The FTC votes unanimously to enforce right to repair

C C Offline

EXCERPTS: During an open commission meeting Wednesday, the Federal Trade Commission voted unanimously to enforce laws around the Right to Repair, thereby ensuring that US consumers will be able to repair their own electronic and automotive devices.

The FTC’s endorsement of the rules is not a surprise outcome; the issue of Right to Repair has been a remarkably bipartisan one, and the FTC itself issued a lengthy report in May that blasted manufacturers for restricting repairs. But the 5 to 0 vote signals the commission’s commitment to enforce both federal antitrust laws and a key law around consumer warranties—the Magnuson Moss Warranty Act—when it comes to personal device repairs.

The vote, which was led by new FTC chair and known tech critic Lina Khan, also comes 12 days after President Joe Biden signed a broad executive order aimed at promoting competition in the US economy. The order addressed a wide range of industries, from banks to airlines to tech companies. But a portion of it encouraged the FTC, which operates as an independent agency, to create new rules that would prevent companies from restricting repair options for consumers.

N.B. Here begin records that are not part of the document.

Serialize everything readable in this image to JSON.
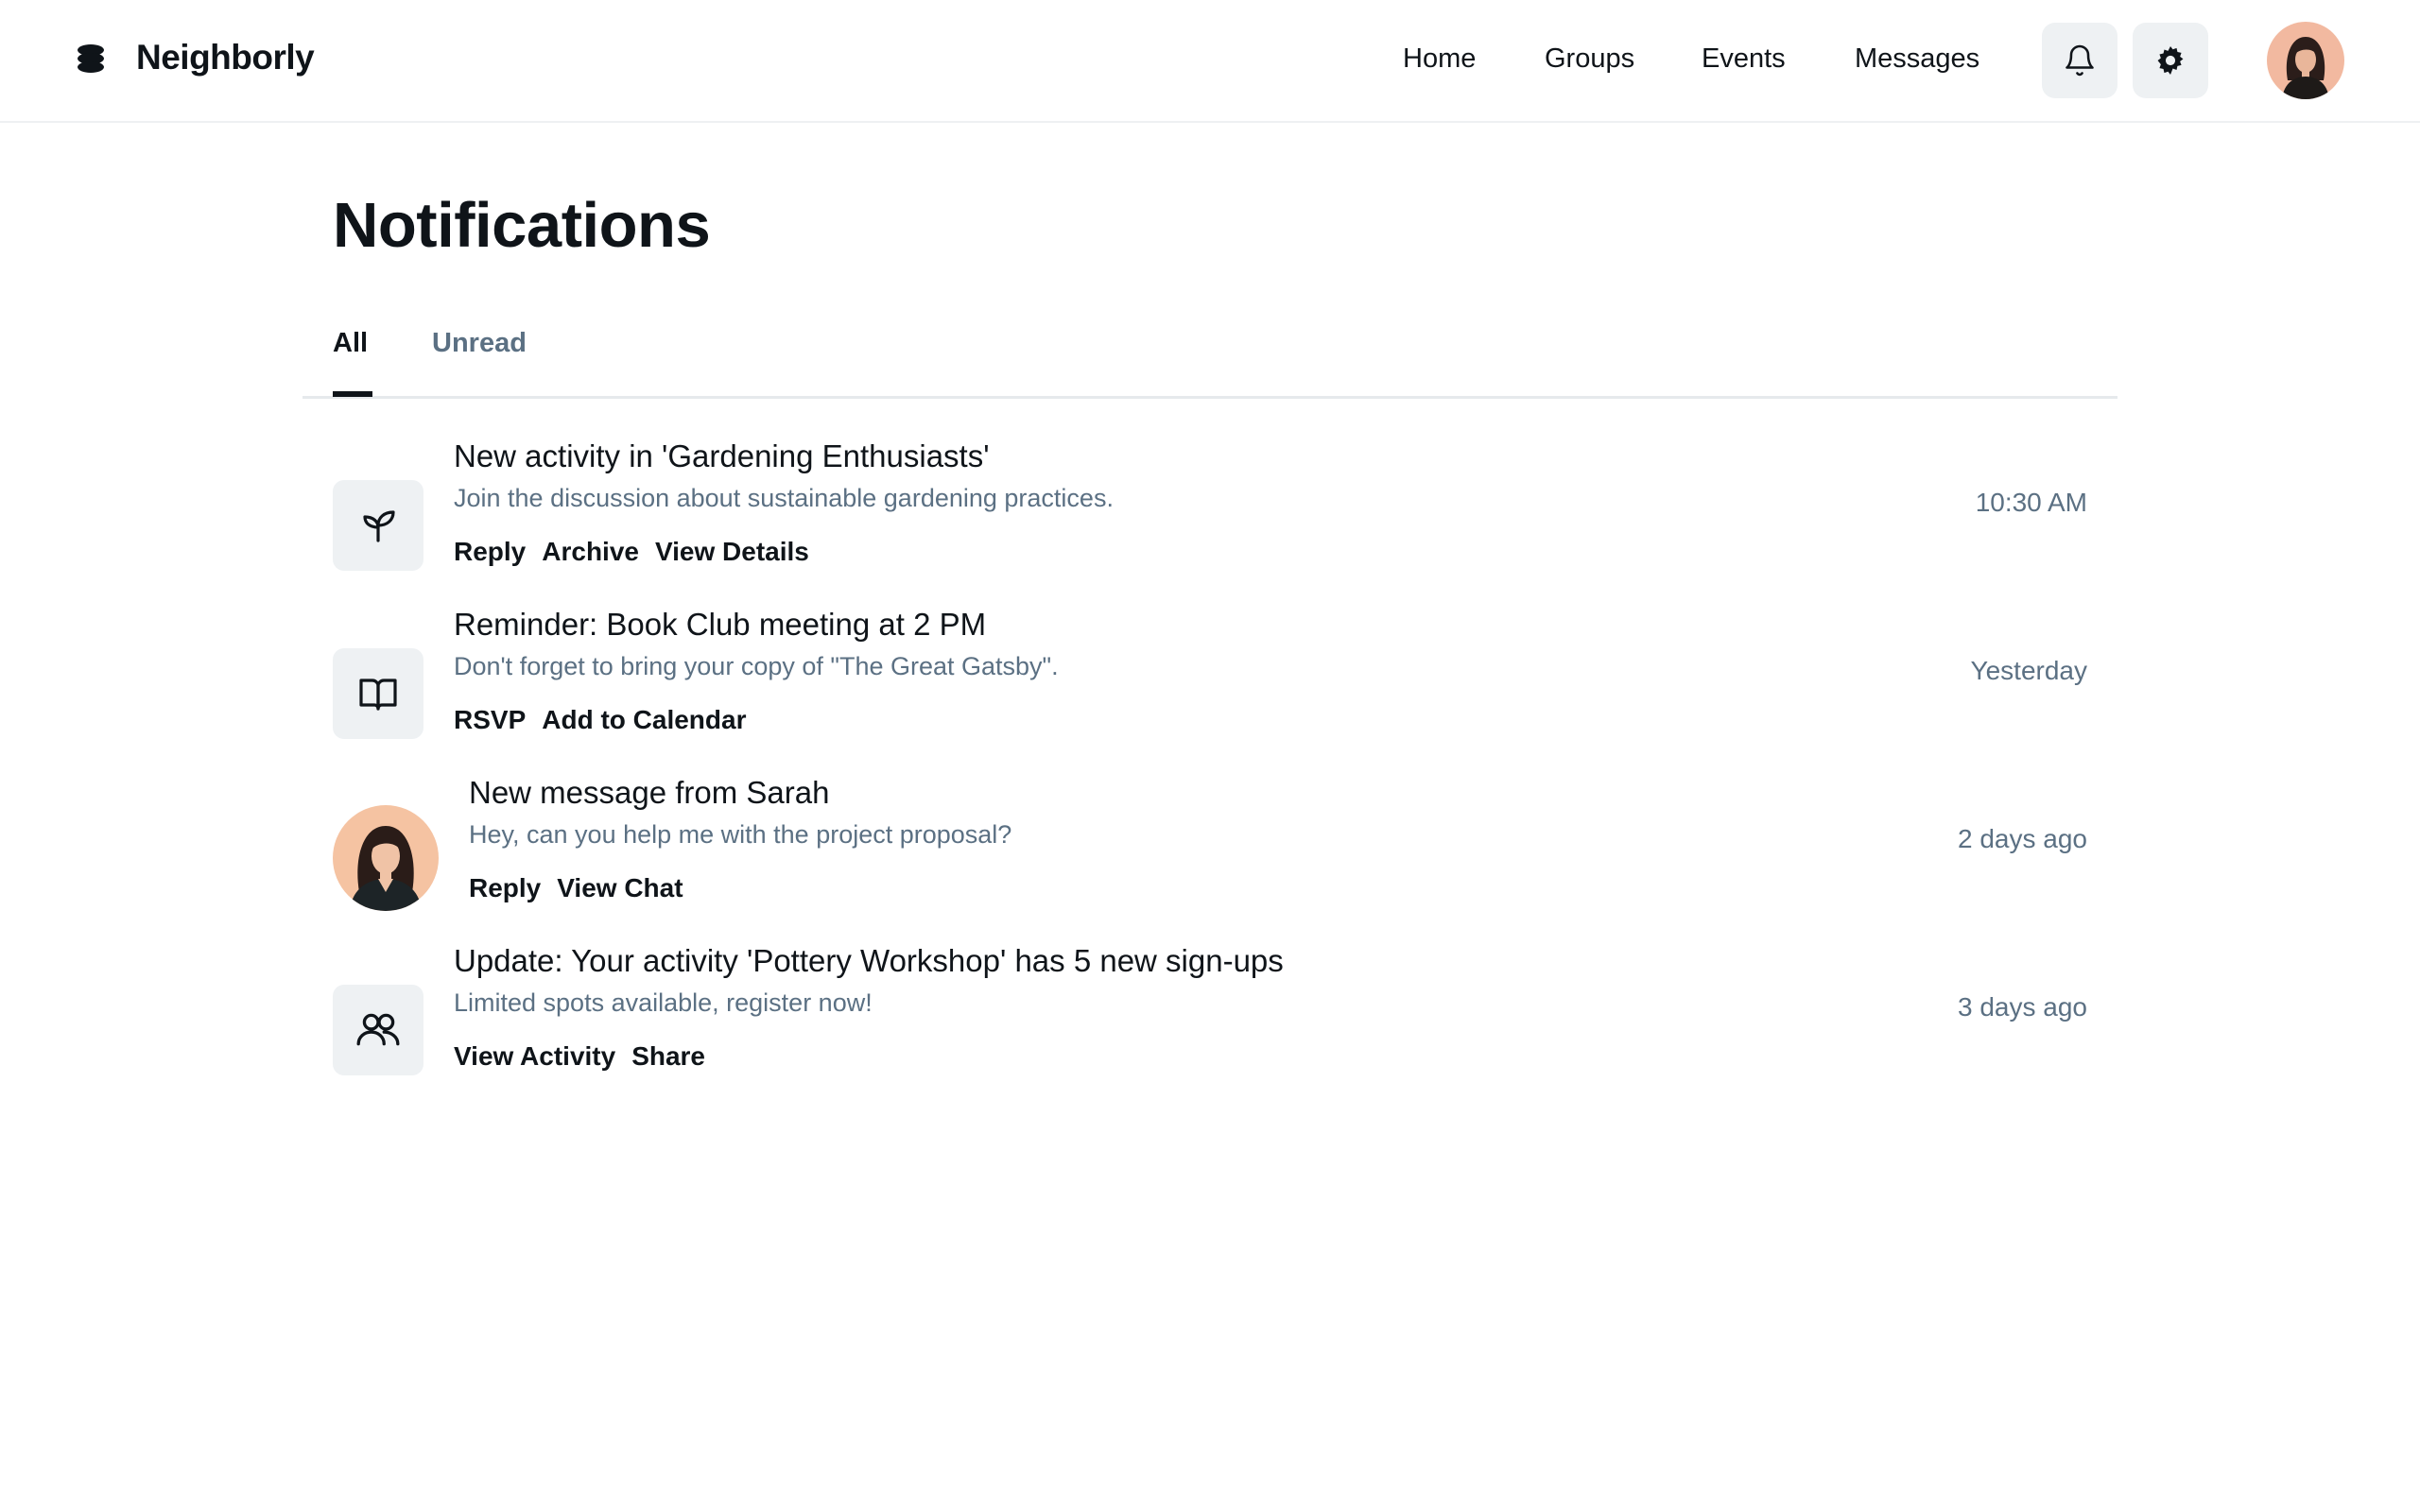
{
  "header": {
    "brand": "Neighborly",
    "nav": [
      "Home",
      "Groups",
      "Events",
      "Messages"
    ],
    "icons": [
      "logo-icon",
      "bell-icon",
      "settings-icon",
      "user-avatar"
    ]
  },
  "page": {
    "title": "Notifications",
    "tabs": [
      "All",
      "Unread"
    ],
    "active_tab": "All"
  },
  "notifications": [
    {
      "icon": "sprout-icon",
      "title": "New activity in 'Gardening Enthusiasts'",
      "desc": "Join the discussion about sustainable gardening practices.",
      "actions": [
        "Reply",
        "Archive",
        "View Details"
      ],
      "time": "10:30 AM"
    },
    {
      "icon": "book-icon",
      "title": "Reminder: Book Club meeting at 2 PM",
      "desc": "Don't forget to bring your copy of \"The Great Gatsby\".",
      "actions": [
        "RSVP",
        "Add to Calendar"
      ],
      "time": "Yesterday"
    },
    {
      "icon": "avatar-sarah",
      "title": "New message from Sarah",
      "desc": "Hey, can you help me with the project proposal?",
      "actions": [
        "Reply",
        "View Chat"
      ],
      "time": "2 days ago"
    },
    {
      "icon": "users-icon",
      "title": "Update: Your activity 'Pottery Workshop' has 5 new sign-ups",
      "desc": "Limited spots available, register now!",
      "actions": [
        "View Activity",
        "Share"
      ],
      "time": "3 days ago"
    }
  ],
  "colors": {
    "text": "#0f1419",
    "muted": "#5b7083",
    "icon_bg": "#eef1f3",
    "avatar_bg": "#f2b9a0"
  }
}
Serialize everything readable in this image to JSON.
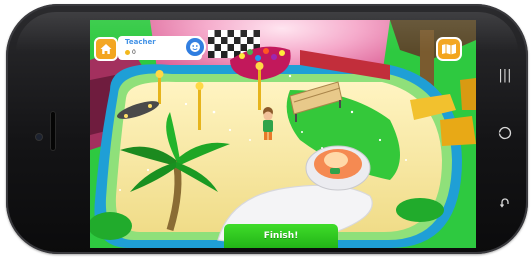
{
  "player": {
    "name": "Teacher",
    "coins": "0"
  },
  "actions": {
    "finish_label": "Finish!"
  },
  "icons": {
    "home": "home-icon",
    "map": "map-icon",
    "avatar": "avatar-icon",
    "nav_menu": "menu-lines-icon",
    "nav_home": "circle-home-icon",
    "nav_back": "back-arrow-icon"
  },
  "colors": {
    "grass": "#27c23c",
    "path": "#f5e9a6",
    "hud_orange": "#f3a51e",
    "finish_green": "#2fcb22",
    "name_blue": "#3d8fe6"
  }
}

“When you buy an expensive product, whether it's a half-a-million-dollar tractor or a thousand-dollar phone, you are in a very real sense under the power of the manufacturer,” says Tim Wu, special assistant to the president for technology and competition policy within the National Economic Council. “And when they have repair specifications that are unreasonable, there's not a lot you can do."

Wu added that Right to Repair has become a "visceral example" of the enormous imbalance between workers, consumers, small businesses, and larger entities.

The FTC vote is another win for the Right to Repair movement in the US [...] Proponents of the Right to Repair have long argued that consumers should have access to the tools, parts, documentation, and software required to fix the products they own, whether it’s a smartphone or a tractor.

These groups are also quick to call out instances in which large manufacturers block or limit options for independent product repairs, or force consumers to go directly back to a manufacturer, who then charges a premium for a fix. And it’s not just a matter of fixing a broken glass back on a smartphone, or repairing an impossibly small smartwatch: During the height of the coronavirus pandemic in the spring of 2020, medical device engineers began speaking out on the dangers of not having access to repair tools for critical devices, such as ventilators, during times of crisis.

As more products are designed with internet connectivity—from smartphones to refrigerators to cars—the issue of repair rights has become increasingly complicated. Repair advocates say consumers should have access to all of the data that their personal devices collect, and that independent repair shops should have access to the same software diagnostic tools that “authorized” shops have... (MORE - details)
Zinjanthropos Offline
Didn’t the right to repair evolve into costly litigation where manufacturers were found liable when some unqualified idiot electrocuted(killed) him/herself unnecessarily? Giving the consumer the right to repair is nice but expect a few deaths, it’s inevitable IMO. Probably a good thing for manufacturers who can refer to the law now once something goes wrong. A classic ‘I told you so’ situation in the works.
Syne Offline
No, if anything right to repair would absolve the manufacturer of any such liability due to user error. Every automotive manual has clear warnings about disconnecting the battery before doing any repairs.